NAIROBI, Kenia (AP) — Los operadores de transporte público de Kenia suspendieron el martes un huelga nacional durante una semana para permitir consultas con el gobierno, lo que marcó el final de dos días de protestas que dejaron cuatro muertos y más de 30 heridos.
Las conversaciones fracasaron el lunes cuando los operadores de transporte exigieron que se redujeran los precios del combustible para protegerlos a ellos y a los viajeros del aumento de los costos del transporte.
Los viajeros quedaron varados por segundo día consecutivo el martes cuando los operadores de transporte público impidieron que sus vehículos circularan por las carreteras.
Los manifestantes salieron a las calles, entablaron enfrentamientos con la policía y quemaron neumáticos a lo largo de las principales carreteras, dejándolas intransitables.

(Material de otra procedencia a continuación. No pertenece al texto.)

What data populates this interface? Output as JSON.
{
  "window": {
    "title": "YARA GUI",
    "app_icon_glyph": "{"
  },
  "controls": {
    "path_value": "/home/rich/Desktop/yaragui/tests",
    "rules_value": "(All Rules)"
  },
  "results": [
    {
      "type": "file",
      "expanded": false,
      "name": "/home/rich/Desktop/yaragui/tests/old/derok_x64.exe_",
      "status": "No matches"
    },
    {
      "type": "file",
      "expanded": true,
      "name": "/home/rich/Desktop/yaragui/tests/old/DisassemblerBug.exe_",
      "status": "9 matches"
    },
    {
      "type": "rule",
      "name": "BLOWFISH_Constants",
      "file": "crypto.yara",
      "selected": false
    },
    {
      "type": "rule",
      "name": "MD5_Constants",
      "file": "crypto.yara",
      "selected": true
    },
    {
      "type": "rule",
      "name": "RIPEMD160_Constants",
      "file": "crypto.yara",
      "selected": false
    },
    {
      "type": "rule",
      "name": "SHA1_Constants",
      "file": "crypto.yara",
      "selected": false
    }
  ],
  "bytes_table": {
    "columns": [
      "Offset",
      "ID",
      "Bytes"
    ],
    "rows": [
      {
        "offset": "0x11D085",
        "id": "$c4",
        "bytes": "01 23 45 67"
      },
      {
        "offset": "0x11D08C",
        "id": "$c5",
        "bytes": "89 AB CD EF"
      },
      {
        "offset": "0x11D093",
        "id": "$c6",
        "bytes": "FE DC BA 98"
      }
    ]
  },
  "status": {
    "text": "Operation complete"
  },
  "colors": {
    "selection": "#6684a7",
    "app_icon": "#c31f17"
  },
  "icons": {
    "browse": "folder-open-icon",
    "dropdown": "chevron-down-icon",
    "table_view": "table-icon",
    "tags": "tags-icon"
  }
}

Los precios del combustible en Kenia alcanzaron un máximo histórico el viernes: el precio del diésel aumentó un 23,5% y el de la gasolina un 8%. El gobierno atribuyó el último aumento de precios a la guerra en Irán y sus efectos sobre el suministro de energía.
La oposición, sin embargo, atribuyó el fuerte aumento a empresarios corruptos que quieren aumentar sus márgenes de beneficio.
El Ministro del Interior, Kipchumba Murkomen, en una conferencia de prensa televisada, dijo que las negociaciones con todas las partes interesadas en el sector petrolero se llevarían a cabo dentro de siete días para resolver la cuestión de los precios.
Un representante de la asociación de transportistas, Kennedy Kaunda, dijo que los miembros permitirían que continuaran las consultas y, si no se llegaba a un acuerdo, las directrices se publicarían al público en el plazo de una semana.
Cuatro personas murieron el lunes y más de 30 resultaron heridas. Unas 348 personas también fueron arrestadas y serán acusadas de participar en protestas ilegales.